I have some other articles on PIC A/D using Microchip C18 compiler and MPLAB IDE. Here I want to focus on what to do with the actual converted analog values once we have them.
Basically they are read into 2 variables ADRESH and ADRESL which are a byte each. The value that the PIC creates in these 2 locations is 10 bits long and is left-justified ( this can be changed by messing with some bit in ADCON2 ) spread out across the 2 registers.
Therefore we need to convert the bits in the registers ADRESH and ADRESL into a presentable format that we can do something with, like send to a serial interface or LCD screen.
Firstly we convert to ints and then get the value of the voltage that the bits ( and thus the ints ) respresent:
// Declare the variables we will be using.
unsigned int highb, lowb;
float total;
long adresult;
// Put the 2 A/D result registers into 2 int storage variables.

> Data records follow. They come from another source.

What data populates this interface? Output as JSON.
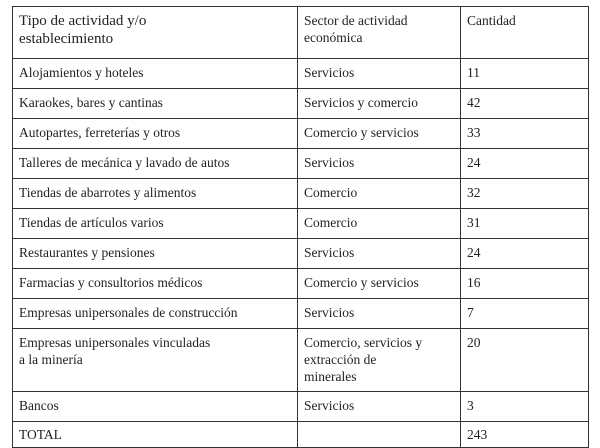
{
  "table": {
    "headers": [
      "Tipo de actividad y/o\nestablecimiento",
      "Sector de actividad\neconómica",
      "Cantidad"
    ],
    "rows": [
      [
        "Alojamientos y hoteles",
        "Servicios",
        "11"
      ],
      [
        "Karaokes, bares y cantinas",
        "Servicios y comercio",
        "42"
      ],
      [
        "Autopartes, ferreterías y otros",
        "Comercio y servicios",
        "33"
      ],
      [
        "Talleres de mecánica y lavado de autos",
        "Servicios",
        "24"
      ],
      [
        "Tiendas de abarrotes y alimentos",
        "Comercio",
        "32"
      ],
      [
        "Tiendas de artículos varios",
        "Comercio",
        "31"
      ],
      [
        "Restaurantes y pensiones",
        "Servicios",
        "24"
      ],
      [
        "Farmacias y consultorios médicos",
        "Comercio y servicios",
        "16"
      ],
      [
        "Empresas unipersonales de construcción",
        "Servicios",
        "7"
      ],
      [
        "Empresas unipersonales vinculadas\n a la minería",
        "Comercio, servicios y\nextracción de\nminerales",
        "20"
      ],
      [
        "Bancos",
        "Servicios",
        "3"
      ]
    ],
    "total": [
      "TOTAL",
      "",
      "243"
    ]
  }
}
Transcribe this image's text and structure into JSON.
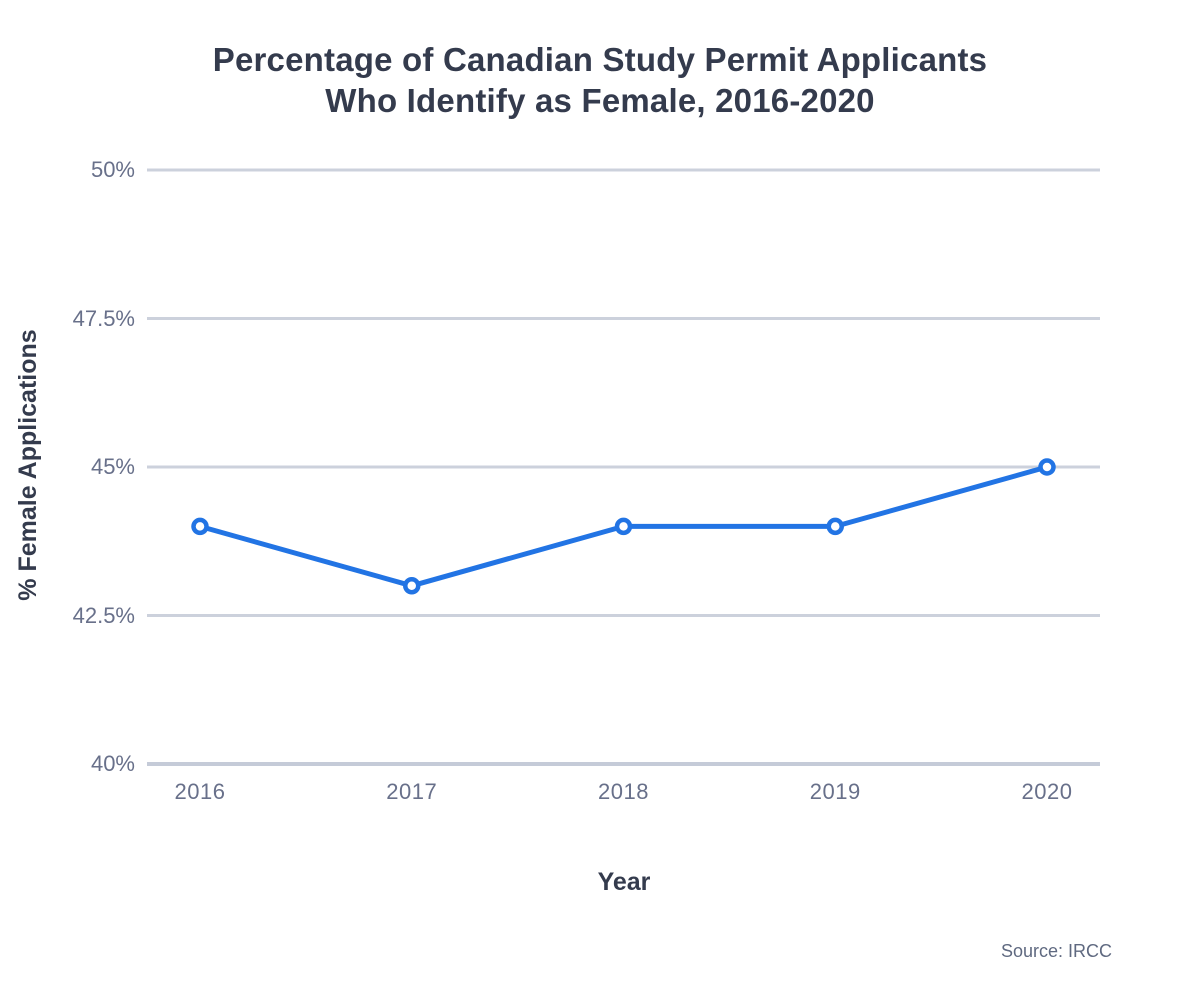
{
  "chart_data": {
    "type": "line",
    "title": "Percentage of Canadian Study Permit Applicants Who Identify as Female, 2016-2020",
    "title_lines": [
      "Percentage of Canadian Study Permit Applicants",
      "Who Identify as Female, 2016-2020"
    ],
    "xlabel": "Year",
    "ylabel": "% Female Applications",
    "source": "Source: IRCC",
    "categories": [
      "2016",
      "2017",
      "2018",
      "2019",
      "2020"
    ],
    "series": [
      {
        "name": "% Female Applications",
        "values": [
          44,
          43,
          44,
          44,
          45
        ]
      }
    ],
    "ylim": [
      40,
      50
    ],
    "yticks": [
      40,
      42.5,
      45,
      47.5,
      50
    ],
    "ytick_labels": [
      "40%",
      "42.5%",
      "45%",
      "47.5%",
      "50%"
    ],
    "grid": "horizontal",
    "legend": "none",
    "colors": {
      "line": "#2274e4",
      "marker_fill": "#ffffff",
      "grid": "#ccd1dc",
      "grid_bottom": "#c5cbd8",
      "title_text": "#343b4d",
      "tick_text": "#68708a",
      "source_text": "#5f6980",
      "background": "#ffffff"
    }
  }
}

highb = (unsigned int) ADRESH;
lowb = (unsigned int) ADRESL;
// This next bit converts the total to a long ( int is too small ) from the 8 bits
// of the ADRESH and the far 2 bits of the ADRESL ( which are now in highb and lowb )
adresult = highb*4 + lowb/64; // *4 shifts 2 bits to the left, /64 shifts 6 bits to the right
// Now we convert to the voltage ( the range is 0.0 - 5.0 volts )

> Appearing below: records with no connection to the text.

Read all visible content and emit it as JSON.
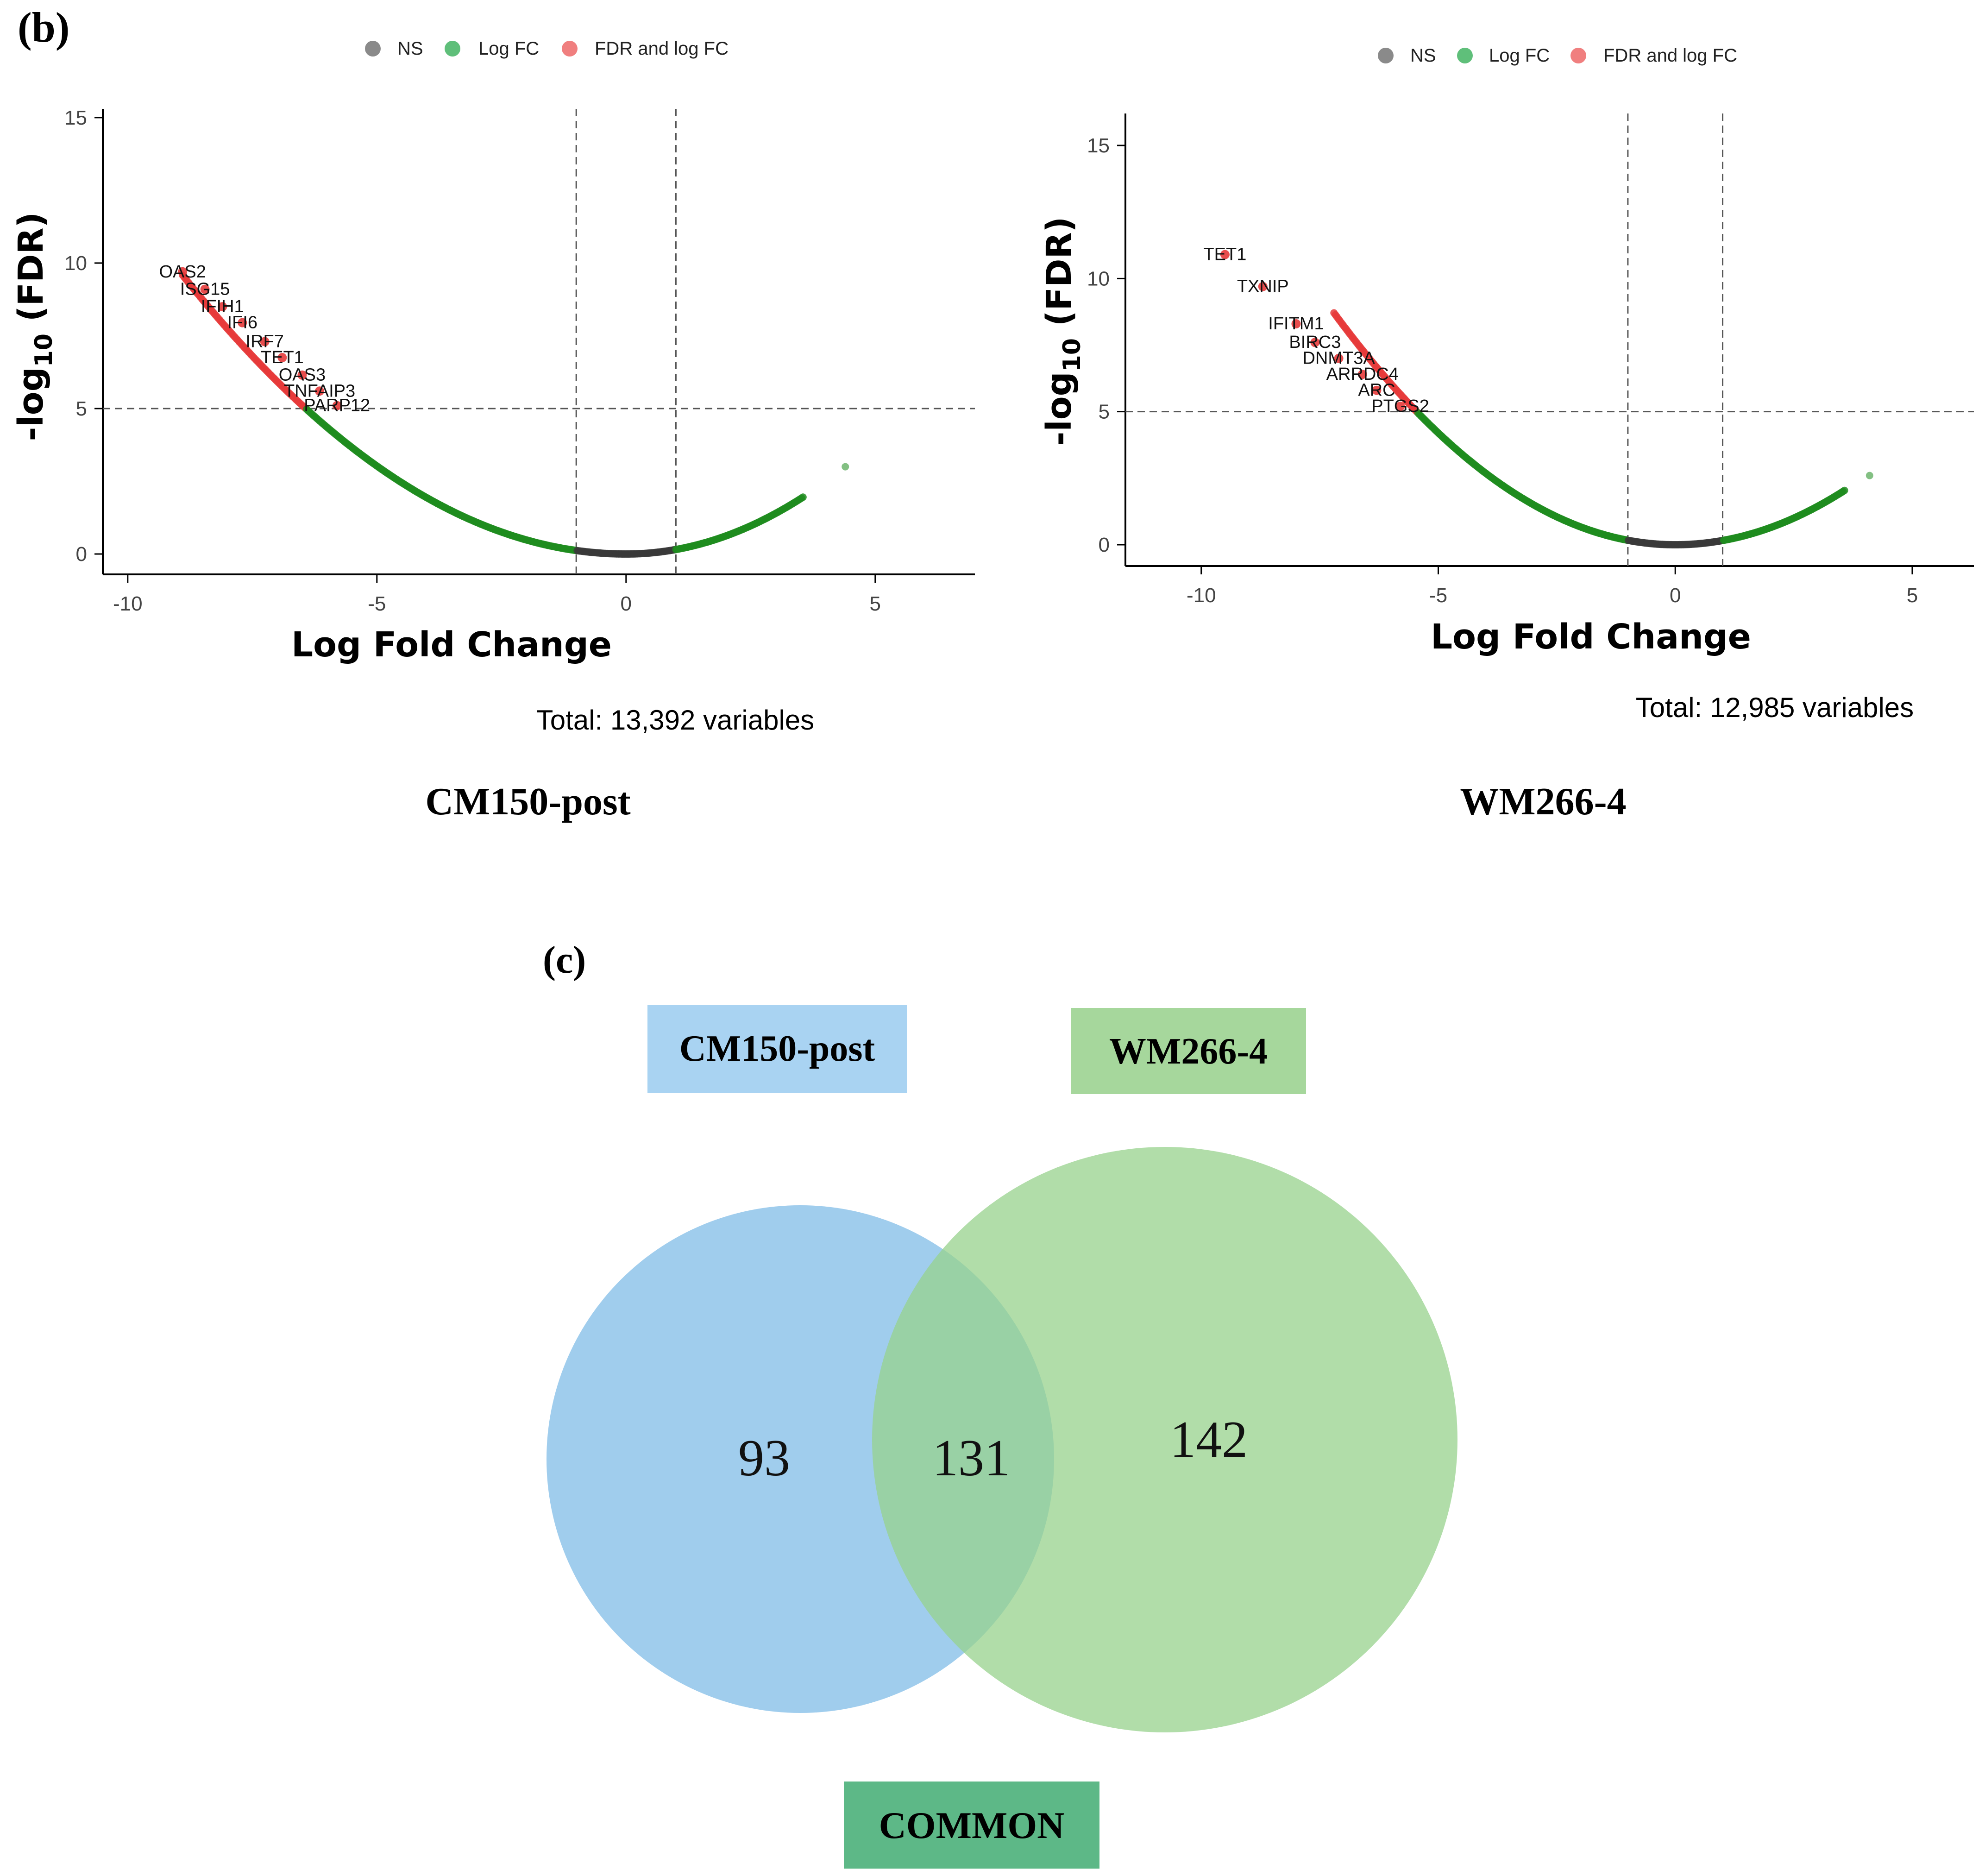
{
  "panel_b_label": "(b)",
  "panel_c_label": "(c)",
  "legend": {
    "items": [
      {
        "label": "NS",
        "color": "#8a8a8a"
      },
      {
        "label": "Log FC",
        "color": "#5fbf7a"
      },
      {
        "label": "FDR and log FC",
        "color": "#f07f7f"
      }
    ]
  },
  "axis_titles": {
    "x": "Log Fold Change",
    "y_prefix": "-log",
    "y_sub": "10",
    "y_suffix": " (FDR)"
  },
  "colors": {
    "ns": "#3a3a3a",
    "logfc": "#1e8c1e",
    "fdr": "#e63a3a",
    "venn_blue": "#8fc4ea",
    "venn_green": "#97d18c",
    "label_blue": "#a9d3f2",
    "label_green": "#a6d79c",
    "label_common": "#5db887"
  },
  "chart_data": [
    {
      "type": "scatter",
      "subtype": "volcano",
      "panel_title": "CM150-post",
      "caption": "Total: 13,392 variables",
      "xlabel": "Log Fold Change",
      "ylabel": "-log10 (FDR)",
      "xlim": [
        -10.5,
        7.0
      ],
      "ylim": [
        -0.7,
        15.3
      ],
      "xticks": [
        -10,
        -5,
        0,
        5
      ],
      "yticks": [
        0,
        5,
        10,
        15
      ],
      "fc_cutoffs": [
        -1,
        1
      ],
      "fdr_cutoff": 5,
      "curve": {
        "left_k": 0.121,
        "right_k": 0.155,
        "left_end": -8.9,
        "right_end": 3.55
      },
      "outliers": [
        {
          "x": 4.4,
          "y": 3.0
        }
      ],
      "labels": [
        {
          "gene": "OAS2",
          "x": -8.9,
          "y": 9.7
        },
        {
          "gene": "ISG15",
          "x": -8.45,
          "y": 9.1
        },
        {
          "gene": "IFIH1",
          "x": -8.1,
          "y": 8.5
        },
        {
          "gene": "IFI6",
          "x": -7.7,
          "y": 7.95
        },
        {
          "gene": "IRF7",
          "x": -7.25,
          "y": 7.3
        },
        {
          "gene": "TET1",
          "x": -6.9,
          "y": 6.75
        },
        {
          "gene": "OAS3",
          "x": -6.5,
          "y": 6.15
        },
        {
          "gene": "TNFAIP3",
          "x": -6.15,
          "y": 5.6
        },
        {
          "gene": "PARP12",
          "x": -5.8,
          "y": 5.1
        }
      ]
    },
    {
      "type": "scatter",
      "subtype": "volcano",
      "panel_title": "WM266-4",
      "caption": "Total: 12,985 variables",
      "xlabel": "Log Fold Change",
      "ylabel": "-log10 (FDR)",
      "xlim": [
        -11.6,
        6.3
      ],
      "ylim": [
        -0.8,
        16.2
      ],
      "xticks": [
        -10,
        -5,
        0,
        5
      ],
      "yticks": [
        0,
        5,
        10,
        15
      ],
      "fc_cutoffs": [
        -1,
        1
      ],
      "fdr_cutoff": 5,
      "curve": {
        "left_k": 0.168,
        "right_k": 0.16,
        "left_end": -7.2,
        "right_end": 3.6
      },
      "outliers": [
        {
          "x": 4.1,
          "y": 2.6
        }
      ],
      "labels": [
        {
          "gene": "TET1",
          "x": -9.5,
          "y": 10.9
        },
        {
          "gene": "TXNIP",
          "x": -8.7,
          "y": 9.7
        },
        {
          "gene": "IFITM1",
          "x": -8.0,
          "y": 8.3
        },
        {
          "gene": "BIRC3",
          "x": -7.6,
          "y": 7.6
        },
        {
          "gene": "DNMT3A",
          "x": -7.1,
          "y": 7.0
        },
        {
          "gene": "ARRDC4",
          "x": -6.6,
          "y": 6.4
        },
        {
          "gene": "ARC",
          "x": -6.3,
          "y": 5.8
        },
        {
          "gene": "PTGS2",
          "x": -5.8,
          "y": 5.2
        }
      ]
    },
    {
      "type": "venn",
      "title": "(c)",
      "sets": [
        {
          "name": "CM150-post",
          "only": 93
        },
        {
          "name": "WM266-4",
          "only": 142
        }
      ],
      "intersection": 131,
      "intersection_label": "COMMON"
    }
  ]
}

// Divide by 1024 as that is the maximum representable by 10 bits.
total = (float)(adresult * 5.0 / 1024.0);
So now we have the volts as a floating point number compared to before where we just had 2 registers with bits in them.
In order to send this to useful places like an LCD display it may be necessary to convert this to a sequence of characters and so, for example, 2.55 becomes 4 characters of ’2′, ‘.’,’5′ and ’5′. Some of these devices will only take character input.

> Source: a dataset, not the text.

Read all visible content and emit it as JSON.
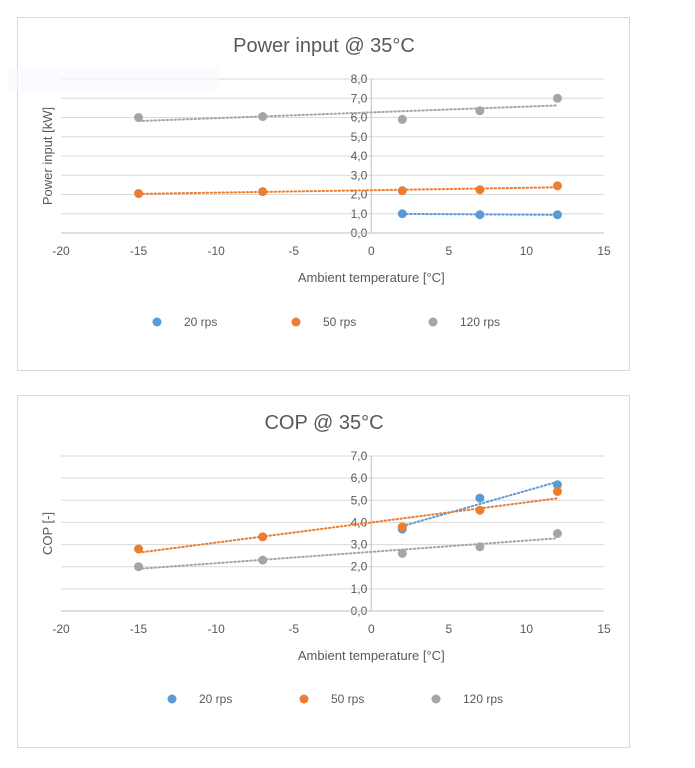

So this can be done using the following function where we use a standard c routine called sprintf:
void ConvertToChars( float voltage )
{
int lpart=0; // Stores digits left of decimal point.
int rpart=0; // Stores digits right of decimal point.
// Create 2 buffers for the characters.
char cbufl[ 1 ];
char cbufr[ 2 ];
// The number is converted to two parts firstly and so we end up with 2 ints
// to represent the part before and after the decimal point.
lpart = (int) voltage;
rpart = (int) ( (voltage*100.0)-lpart*100.0 ); // This gets the number after the decimal point.
// Now we use sprintf to convert each int to an array of chars.
sprintf(cbufl, "%1i", lpart );
sprintf(cbufr, "%2i", rpart );
// Now we have 2 arrays of char variables to represent the A/D value in terms of before and after the decimal point.
}
So sprintf does some cool things like convert ints to chars using a format specified that start with a percentage ( the second argument to the function ). The 1 and 2 specify the number of characters that we are going to place in the output buffers cbufl and cbufr. The ‘i’ tell the function that we are throwing some ints in there ( lpart and rpart ).
This then gives us a pair of char arrays that we can send into UART or LCD devices.
Although it seems a lengthy and involved process, it is necessary to perform such steps when programming PICs.